Monday, August 14, 2006

ID Withheld

Generally, when my phone rings and displays “ID Withheld,” I don’t answer it. There are only three possibilities who might be calling, only one of them good:

1) It might be family calling from America. But this happens pretty infrequently.
2) It might be a wrong number, which inevitably leads to me having to explain in broken Hungarian. Although now I’ve just started using English. Hey, if you can’t dial a number properly, I don’t have to attempt your language.
3) It might be my contact teacher Kati. Which is who it was this morning. Three times.

The first time she called, it was to remind me that I needed to go reregister with the police. Actually, I was supposed to do it within 2 days of returning, oops. She’s leaving on holiday today and suggested I go alone, reminding me that the man at the foreigners’ registration desk spoke English. Diplomatically (especially considering that I hadn’t had coffee yet), I refrained from pointing out that before getting to the kind English-speaking foreigners’ registration desk, one has to navigate á la Indiana Jones The Seven Terrifyingly Brusque Hungarian-Speaking Gates of Entry into the police facility. Instead, I mildly said that I’d rather not go without a Hungarian speaker. She sighed and said she was going to call the school.

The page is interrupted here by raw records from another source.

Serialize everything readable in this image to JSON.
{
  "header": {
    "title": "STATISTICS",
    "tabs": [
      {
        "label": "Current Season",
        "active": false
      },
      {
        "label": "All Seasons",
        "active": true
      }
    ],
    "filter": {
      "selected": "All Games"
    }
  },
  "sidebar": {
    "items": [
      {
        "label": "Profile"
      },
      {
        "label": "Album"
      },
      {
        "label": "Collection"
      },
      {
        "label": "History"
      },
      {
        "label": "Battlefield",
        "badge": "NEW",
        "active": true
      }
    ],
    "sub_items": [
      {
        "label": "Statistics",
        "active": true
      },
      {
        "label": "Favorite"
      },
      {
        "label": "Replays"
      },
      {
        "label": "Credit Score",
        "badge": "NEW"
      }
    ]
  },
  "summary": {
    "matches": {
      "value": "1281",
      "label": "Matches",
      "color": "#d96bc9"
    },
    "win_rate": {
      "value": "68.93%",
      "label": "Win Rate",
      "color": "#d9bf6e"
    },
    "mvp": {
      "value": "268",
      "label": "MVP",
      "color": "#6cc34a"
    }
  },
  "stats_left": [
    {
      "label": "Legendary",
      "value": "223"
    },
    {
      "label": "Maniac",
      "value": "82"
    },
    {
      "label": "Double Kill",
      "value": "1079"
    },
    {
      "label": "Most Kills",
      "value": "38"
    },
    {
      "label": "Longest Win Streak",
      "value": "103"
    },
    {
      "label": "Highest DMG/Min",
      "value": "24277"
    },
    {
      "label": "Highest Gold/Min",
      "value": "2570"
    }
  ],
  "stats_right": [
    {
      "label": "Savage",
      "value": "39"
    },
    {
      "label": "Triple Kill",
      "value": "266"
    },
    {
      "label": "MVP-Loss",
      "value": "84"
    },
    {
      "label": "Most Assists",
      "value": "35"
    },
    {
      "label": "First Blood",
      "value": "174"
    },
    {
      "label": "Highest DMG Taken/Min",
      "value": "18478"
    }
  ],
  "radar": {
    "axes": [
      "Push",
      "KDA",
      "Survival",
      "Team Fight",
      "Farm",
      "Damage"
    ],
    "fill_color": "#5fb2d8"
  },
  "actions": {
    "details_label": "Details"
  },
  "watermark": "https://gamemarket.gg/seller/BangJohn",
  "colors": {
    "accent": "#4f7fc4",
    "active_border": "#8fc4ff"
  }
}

The second time she called, it was to tell me that her husband would accompany me to the police, tomorrow. I said (truthfully) that tomorrow I’m going to Pest. We decided to forget the whole thing until later.

The third time she called, it was to tell me to gather up my passport and papers and run over to the school, so that the secretary (Secretary Ági) could take me to the police, right now. I gathered, and ran. After loitering in the hallways and making stilted Hungarian conversation with the principal and the portás for fifteen minutes, Secretary Ági burst around the corner and greeted me with, “Ma nem tudom meg menni. Szia.” (I can’t go today. Hi)

She and Principal Éva suggested we go later; I haltingly explained that I’m leaving Szolnok tomorrow and not coming back until the 28th. They sighed dramatically, and asked me if this was a Hajni-program or my own program. Not that it’s any of their business, but I answered yes and yes. They stared at me and made me write down where I planned to be for the next two weeks. I wrote it (Balaton, my program; then Budapest, Hajni program), along with my phone number. And then I scurried away home.

So I don’t know what the plan is, although I suspect it will involve me ditching the Hajni-program for a day, training to Szolnok on my own forint, going to the police with whoever gets stuck taking me, and then training back to Pest again. Love-er-ly.

I’d almost forgotten about Hungarian bureaucracy. Oh, I missed it, I really did. It makes life so troublesome for my school but so interesting for me.